From Zero to Production EKS Platform in Two Sessions


It’s 11 PM on a Sunday night and I can’t stop building. What started as “let’s deploy a kids game” turned into the most productive 48 hours of my 20-year engineering career.

The Challenge

I had a kids games app — a React + Bun monorepo with a 3D pool game and puzzle game. It ran locally with Docker Compose. I wanted to deploy it properly. Not “throw it on a VPS” properly. Production-grade, scalable, reusable infrastructure that I could clone for every future project.

The kind of platform that normally takes a DevOps team months to build.

What We Built

In two evening sessions, working with an AI agent (Claude), we went from zero AWS infrastructure to a fully operational platform:

Session 1: The Platform

  • VPC with public/private subnets across 2 availability zones
  • EKS cluster with On-Demand platform nodes and Spot workload nodes
  • GitOps pipeline: push to main → GitHub Actions builds Docker images → pushes to ECR → updates infra repo → ArgoCD auto-deploys
  • SSL certificates via Let’s Encrypt (cert-manager)
  • Secrets management via AWS Secrets Manager + External Secrets Operator
  • MongoDB on EKS with daily backups to S3
  • Network policies and Pod Security Admission
  • DNS on Route53 with automatic subdomain routing

The kids game was live at game.kidsgamesapp.com before midnight.

Session 2: Observability + LLM Integration

The next evening, we kept going:

  • Prometheus + Grafana — full metrics, custom dashboards, alert rules
  • Loki + Promtail — centralized log aggregation from every pod
  • Langfuse — LLM call tracing for our AI photo-to-cartoon feature
  • RDS PostgreSQL for Langfuse’s database
  • Custom Grafana dashboards — Cluster Overview and LLM Operations, deployed as code via GitOps
  • Langfuse SDK integration — every AI image transform is traced with model, latency, and status

The Architecture

User → Route53 → NLB → ingress-nginx → app pods
                                      → Grafana
                                      → Langfuse

CI/CD: git push → GitHub Actions → ECR → infra repo → ArgoCD → live

Everything runs on 3 nodes: 1 On-Demand for platform services, 2 Spot instances for workloads.

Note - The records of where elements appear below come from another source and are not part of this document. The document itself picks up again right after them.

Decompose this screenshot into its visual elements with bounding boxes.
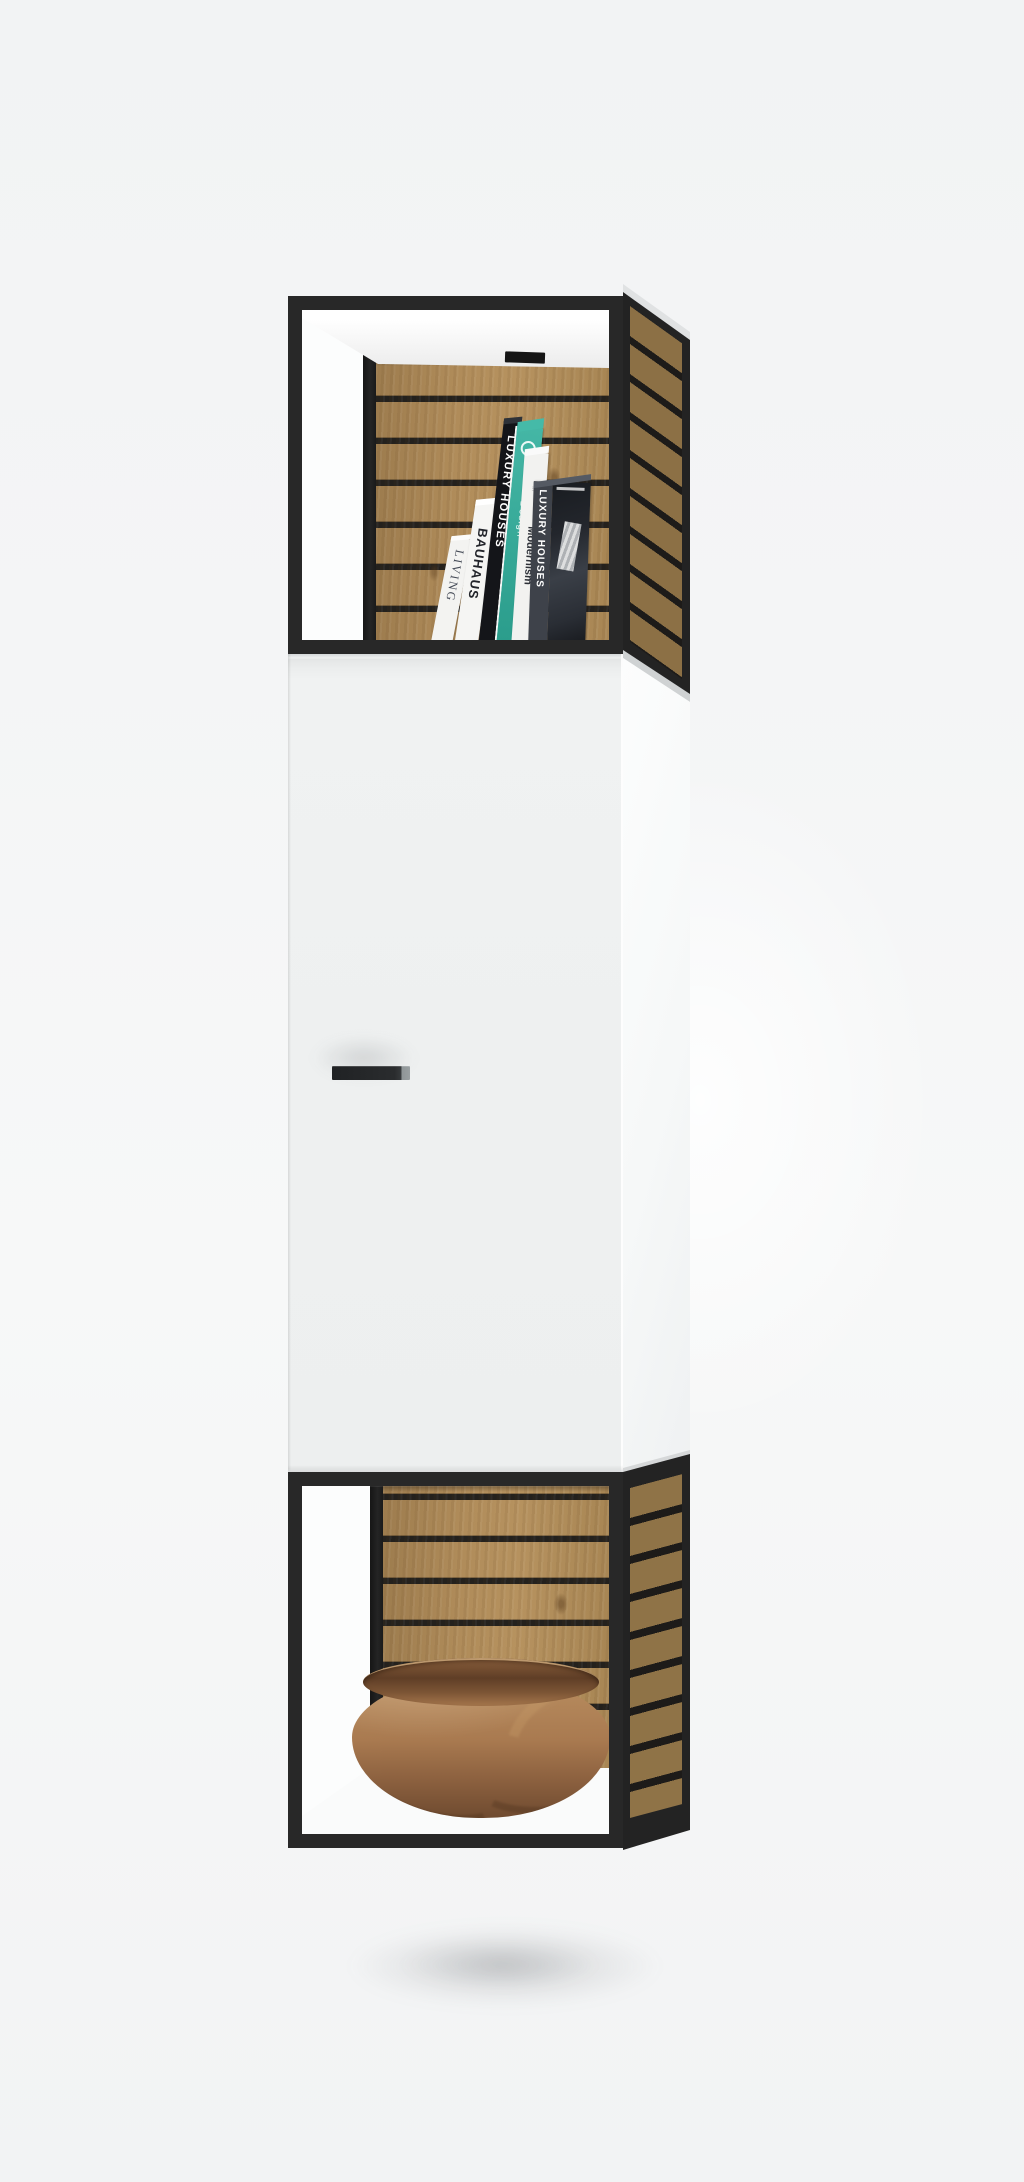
product-photo: LIVING BAUHAUS LUXURY HOUSES Design ||| … xyxy=(0,0,1024,2182)
book-front-cover xyxy=(547,482,591,649)
door-handle xyxy=(332,1066,410,1080)
cabinet-top-edge xyxy=(288,654,623,680)
wooden-bowl xyxy=(352,1658,610,1818)
side-slat-panel xyxy=(630,1474,682,1818)
cabinet-door xyxy=(288,654,623,1472)
book-luxury-houses-gray: LUXURY HOUSES xyxy=(528,481,591,649)
side-panel-frame xyxy=(623,1444,690,1854)
mounting-bracket xyxy=(505,351,545,363)
rear-corner-post xyxy=(363,314,376,642)
cabinet-right-edge xyxy=(621,654,623,1472)
bottom-compartment-side-panel xyxy=(623,1444,690,1854)
side-slat-panel xyxy=(630,306,682,679)
cover-title-bar xyxy=(557,487,585,491)
floor-shadow xyxy=(400,1938,600,1990)
top-compartment-side-panel xyxy=(623,282,690,702)
top-compartment: LIVING BAUHAUS LUXURY HOUSES Design ||| … xyxy=(288,296,623,654)
bowl-opening xyxy=(363,1658,599,1706)
cabinet-bottom-edge xyxy=(288,1465,623,1472)
side-panel-frame xyxy=(623,282,690,702)
cabinet-side-panel xyxy=(623,648,690,1480)
bottom-compartment xyxy=(288,1472,623,1848)
cover-photo-window xyxy=(557,521,582,571)
cabinet-left-edge xyxy=(288,654,291,1472)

Total cost: ~$200/month for a production-grade platform with full observability.

Deploying a New App

The best part — adding a new app to this platform takes 5 steps:

  1. Add a Dockerfile to the app repo
  2. Copy the CI workflow
  3. Add ECR repo via Terraform
  4. Add ArgoCD application manifest
  5. Push — it deploys automatically

We proved this works by deploying this very blog you’re reading as another app on the same cluster.

What I Learned

I’ve been building software for 20 years. I’ve led teams that spent months setting up infrastructure like this. The tools haven’t changed — Terraform, Kubernetes, Prometheus, ArgoCD are all the same tools my teams use. What changed is the velocity.

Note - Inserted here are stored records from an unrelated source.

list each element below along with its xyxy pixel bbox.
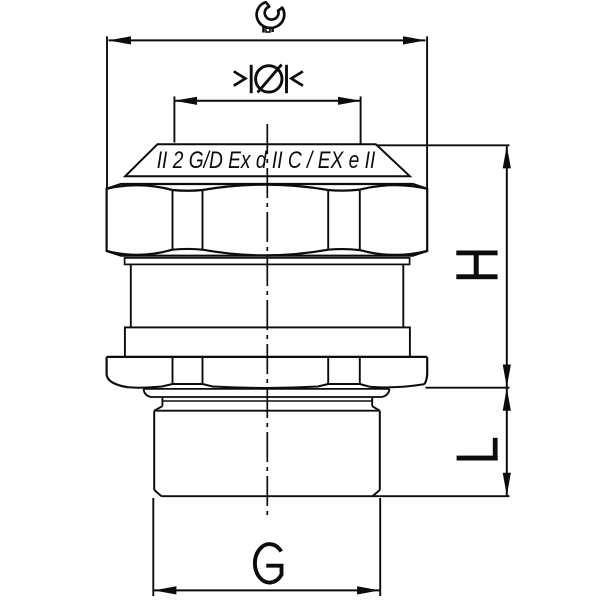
svg-text:II 2 G/D Ex d II C / EX e II: II 2 G/D Ex d II C / EX e II	[157, 146, 376, 174]
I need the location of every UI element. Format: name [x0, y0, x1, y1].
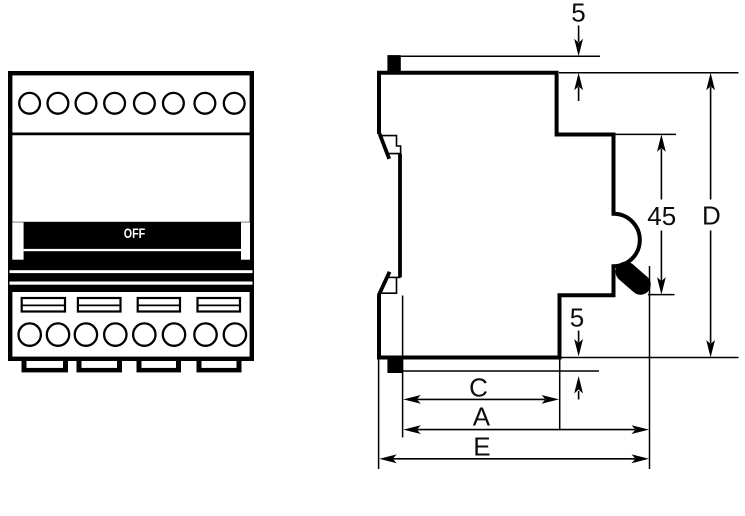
- svg-text:A: A: [473, 402, 491, 432]
- svg-text:D: D: [702, 201, 721, 231]
- svg-text:C: C: [469, 373, 488, 403]
- svg-text:OFF: OFF: [124, 226, 146, 241]
- svg-text:5: 5: [570, 303, 584, 333]
- svg-text:5: 5: [571, 0, 585, 28]
- svg-text:45: 45: [647, 201, 676, 231]
- svg-text:E: E: [473, 432, 490, 462]
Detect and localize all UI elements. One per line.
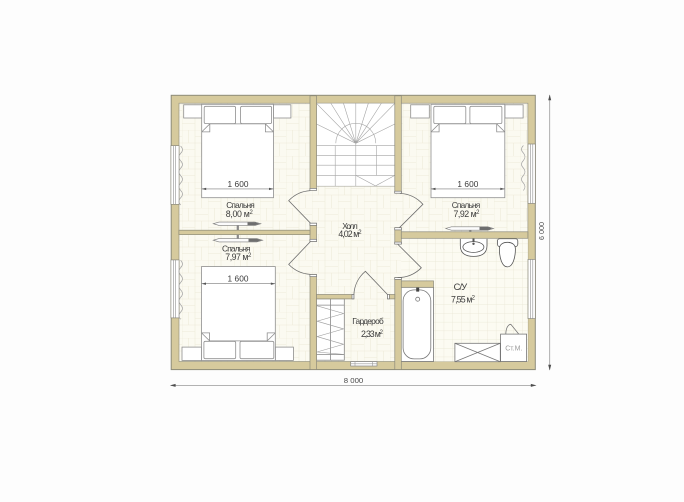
svg-text:С/У: С/У bbox=[454, 282, 468, 292]
svg-text:8,00 м2: 8,00 м2 bbox=[226, 209, 254, 219]
svg-text:2,33 м2: 2,33 м2 bbox=[361, 329, 384, 339]
svg-text:Гардероб: Гардероб bbox=[352, 316, 384, 326]
svg-text:1 600: 1 600 bbox=[228, 179, 249, 189]
svg-text:8 000: 8 000 bbox=[344, 376, 364, 385]
svg-text:7,92 м2: 7,92 м2 bbox=[454, 209, 481, 219]
svg-text:Ст.М.: Ст.М. bbox=[505, 346, 522, 353]
svg-text:1 600: 1 600 bbox=[228, 274, 249, 284]
svg-text:4,02 м2: 4,02 м2 bbox=[338, 229, 362, 239]
svg-text:7,55 м2: 7,55 м2 bbox=[451, 295, 476, 305]
svg-text:7,97 м2: 7,97 м2 bbox=[225, 252, 252, 262]
svg-text:6 000: 6 000 bbox=[537, 222, 546, 240]
svg-text:1 600: 1 600 bbox=[457, 179, 478, 189]
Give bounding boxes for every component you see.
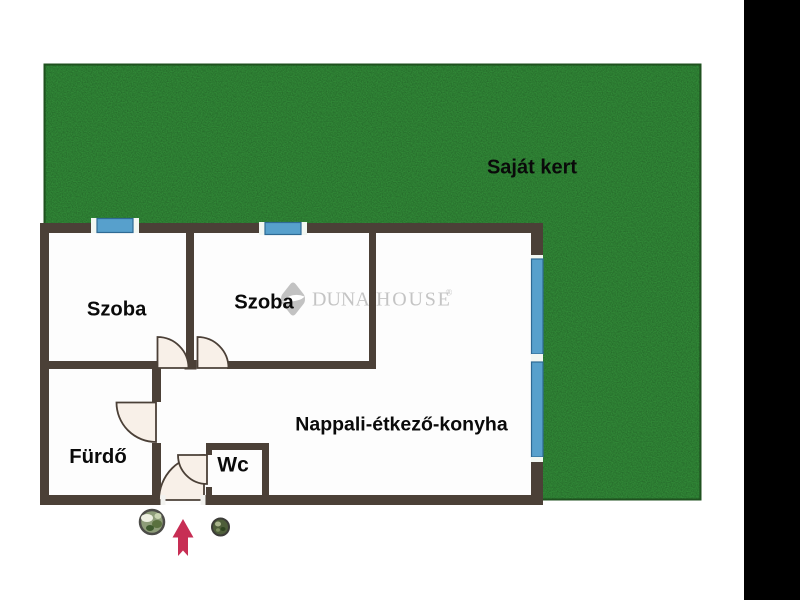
svg-text:Nappali-étkező-konyha: Nappali-étkező-konyha bbox=[295, 414, 508, 436]
svg-text:HOUSE: HOUSE bbox=[376, 289, 452, 311]
svg-text:DUNA: DUNA bbox=[312, 289, 370, 311]
svg-text:Fürdő: Fürdő bbox=[69, 446, 126, 468]
svg-text:®: ® bbox=[446, 288, 453, 298]
svg-text:Saját kert: Saját kert bbox=[487, 157, 577, 179]
svg-text:Wc: Wc bbox=[217, 454, 249, 477]
svg-text:Szoba: Szoba bbox=[87, 299, 147, 321]
svg-text:Szoba: Szoba bbox=[234, 292, 294, 314]
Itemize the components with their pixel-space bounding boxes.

The AI didn’t replace my engineering judgment. It replaced the hours of typing, debugging YAML indentation, looking up Helm chart values, and waiting for Stack Overflow answers. I still made every architectural decision. I still reviewed every change. But instead of context-switching between 15 browser tabs, I stayed in flow.

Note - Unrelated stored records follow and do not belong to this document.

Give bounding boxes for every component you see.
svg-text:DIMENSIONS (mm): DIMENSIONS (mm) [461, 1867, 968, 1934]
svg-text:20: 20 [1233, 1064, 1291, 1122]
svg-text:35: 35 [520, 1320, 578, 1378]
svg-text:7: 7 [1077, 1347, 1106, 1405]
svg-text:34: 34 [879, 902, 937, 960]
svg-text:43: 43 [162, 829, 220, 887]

The platform is real. The observability is real. The CI/CD is real. This isn’t a demo. It’s running in production right now, serving actual users.

What’s Next

  • Marketing site deployment (proving the multi-app pattern)
  • CloudFront CDN for static asset caching
  • More games and features for the kids platform
  • A custom mobile notification app for monitoring alerts

The infrastructure is built to grow. Every future project starts with git clone and a few config changes.


This post was auto-generated from our engineering session logs and published via the same GitOps pipeline it describes. It’s 11 PM and I still can’t stop building.